- Born: 25 September 1871 Nieuwleusen, Netherlands
- Died: 19 October 1952 (aged 81) Heemstede, Netherlands
- Education: Leiden University (theology)
- Political party: SDAP (until 1918) CPN (from 1918)
- Spouse: Maria Gerarda Gonda ​(m. 1897)​
- Children: 3

= Benjamin Boers =

Benjamin Boers (25 September 1871 – 19 October 1952) was a Dutch Reformed minister and communist. From 1900 to 1937, Boers served as minister in the village of Reduzum (Roordahuizen) in Friesland, where he became well-known for his radical left-wing political views, and was suspended several times by the Dutch Reformed Church for his politics.

== Biography ==
Benjamin Boers was born on 25 September 1871 to Cornelis Jacobus Boers and Maria Justiena Uhlenbrock in Nieuwleusen, where his father was a Dutch Reformed minister. After obtaining a degree in theology from Leiden University, Boers became a minister in Kedichem in 1897. That same year, he married Maria Gerarda Gonda, with whom he would have three daughters.

In 1900 Boers was transferred to the village of Reduzum, which had a liberal Reformed congregation, and was already known as a "red village" politically. Although Boers had not been very political upon his arrival in Reduzum, he quickly became known as a "stalwart proponent of social democracy and temperance". In 1904, he founded a branch of the Social Democratic Workers' Party in Reduzum. Boers was also a strong supporter of the temperance movement, founding an association dedicated to temperance in Reduzum.

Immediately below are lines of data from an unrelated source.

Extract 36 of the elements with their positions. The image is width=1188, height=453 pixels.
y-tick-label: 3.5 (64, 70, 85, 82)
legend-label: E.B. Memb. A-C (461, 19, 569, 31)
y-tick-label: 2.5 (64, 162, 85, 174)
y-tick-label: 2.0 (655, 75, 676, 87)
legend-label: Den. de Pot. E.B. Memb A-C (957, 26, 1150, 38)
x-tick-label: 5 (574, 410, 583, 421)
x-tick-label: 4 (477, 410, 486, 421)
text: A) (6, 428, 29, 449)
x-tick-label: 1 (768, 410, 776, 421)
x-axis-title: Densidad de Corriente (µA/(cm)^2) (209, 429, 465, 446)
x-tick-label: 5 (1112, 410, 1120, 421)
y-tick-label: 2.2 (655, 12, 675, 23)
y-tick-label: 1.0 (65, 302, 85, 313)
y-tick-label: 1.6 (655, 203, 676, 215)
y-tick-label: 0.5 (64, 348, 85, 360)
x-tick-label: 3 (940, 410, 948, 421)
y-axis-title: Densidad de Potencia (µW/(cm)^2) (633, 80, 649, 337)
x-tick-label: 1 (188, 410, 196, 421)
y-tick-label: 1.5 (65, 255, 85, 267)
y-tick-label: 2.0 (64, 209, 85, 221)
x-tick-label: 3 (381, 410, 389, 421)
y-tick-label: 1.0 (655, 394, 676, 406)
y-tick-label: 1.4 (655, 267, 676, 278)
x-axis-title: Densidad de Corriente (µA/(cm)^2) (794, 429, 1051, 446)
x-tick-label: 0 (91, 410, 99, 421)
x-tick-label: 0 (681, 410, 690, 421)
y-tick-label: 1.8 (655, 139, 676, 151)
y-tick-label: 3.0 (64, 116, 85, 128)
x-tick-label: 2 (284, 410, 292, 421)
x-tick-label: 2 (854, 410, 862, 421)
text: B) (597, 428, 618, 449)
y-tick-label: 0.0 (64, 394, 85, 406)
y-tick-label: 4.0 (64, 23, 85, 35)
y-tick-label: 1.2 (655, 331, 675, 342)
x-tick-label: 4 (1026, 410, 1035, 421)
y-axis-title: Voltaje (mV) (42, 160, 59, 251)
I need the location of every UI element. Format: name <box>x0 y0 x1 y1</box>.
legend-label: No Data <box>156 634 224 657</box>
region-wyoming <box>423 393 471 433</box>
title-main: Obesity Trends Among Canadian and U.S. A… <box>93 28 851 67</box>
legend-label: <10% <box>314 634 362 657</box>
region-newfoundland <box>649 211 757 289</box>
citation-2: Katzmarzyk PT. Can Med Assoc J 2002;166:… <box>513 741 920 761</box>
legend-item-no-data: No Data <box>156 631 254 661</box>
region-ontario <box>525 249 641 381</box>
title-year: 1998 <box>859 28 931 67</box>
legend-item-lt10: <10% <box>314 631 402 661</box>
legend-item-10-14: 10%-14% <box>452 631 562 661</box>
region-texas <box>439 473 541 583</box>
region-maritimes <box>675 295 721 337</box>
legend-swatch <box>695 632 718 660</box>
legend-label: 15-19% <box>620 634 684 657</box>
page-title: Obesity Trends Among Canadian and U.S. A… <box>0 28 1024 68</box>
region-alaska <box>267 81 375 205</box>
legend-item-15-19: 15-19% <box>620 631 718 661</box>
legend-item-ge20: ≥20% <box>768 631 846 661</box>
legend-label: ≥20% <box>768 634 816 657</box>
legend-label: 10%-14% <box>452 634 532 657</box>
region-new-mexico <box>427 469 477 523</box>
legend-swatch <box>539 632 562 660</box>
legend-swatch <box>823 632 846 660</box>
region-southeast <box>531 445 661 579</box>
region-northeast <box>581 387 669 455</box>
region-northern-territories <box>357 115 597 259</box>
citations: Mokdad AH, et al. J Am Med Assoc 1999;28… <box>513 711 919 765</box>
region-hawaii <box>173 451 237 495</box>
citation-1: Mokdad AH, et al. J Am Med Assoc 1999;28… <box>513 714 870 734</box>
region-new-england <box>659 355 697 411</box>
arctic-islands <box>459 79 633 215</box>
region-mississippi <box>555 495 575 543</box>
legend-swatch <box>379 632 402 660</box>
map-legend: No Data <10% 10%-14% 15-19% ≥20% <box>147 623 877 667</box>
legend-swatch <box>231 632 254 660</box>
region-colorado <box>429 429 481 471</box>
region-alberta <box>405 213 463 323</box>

Boers's promotion of his political views both in church sermons, which included performances of The Internationale, and as a private individual caused much tension in Reduzum, and Boers's local opponents accused him of splitting the village in two. One of his most prominent opponents, a wealthy farmer named Jacob Wytsma, called for Boers to be sent to an insane asylum. When Wytsma gathered 26 opponents and attempted to join Boers's congregation, a catechisation meeting with the new "converts" almost led to a public brawl after several attendees attempted to provoke Boers.

In June 1907, Boers was suspended by the Dutch Reformed Church for "un-Christian behaviour", and a second time in 1908, both for periods of three months. Boers was suspended for a year in 1910 after calling for the violent overthrow of the established order from the pulpit.
In 1911, the liberal Reformed faction, which had made up the majority of congregants in Reduzum, left the local congregation. That same year, Boers and two collaborators founded cafe De Blauwe Tent in Reduzum on the road from Leeuwarden to Heerenveen, which served exclusively non-alcoholic drinks and still existed as of 2022.

Throughout the 1910s, Boers moved further leftward politically, coming into conflict with Pieter Jelles Troelstra in 1914 over the SDAP's reformism, and joining the Communist Party of the Netherlands in 1918. Boers became a staunch supporter of the Soviet Union, seeing it as a force for peace and the true manifestation of original Christianity, in contrast to the bourgeois church. He became involved with the Association of Friends of the USSR, and visited the Soviet Union together with prominent Frisian communist Gerrit Roorda in 1939.

In 1936, Boers was charged by the Dutch Reformed synod with defending the "anti-Christian" Soviet Union and "bringing slander upon the church of Christ", and was again suspended for three months. His last church service on 2 May 1937 was attended widely by mainly fellow communists. During the German invasion of the Netherlands in 1940, Boers was interned by the Dutch government, but was freed by the Germans and left unmolested during the German occupation. After World War II, Boers retreated from public politics. Benjamin Boers died on 19 October 1952 in Heemstede.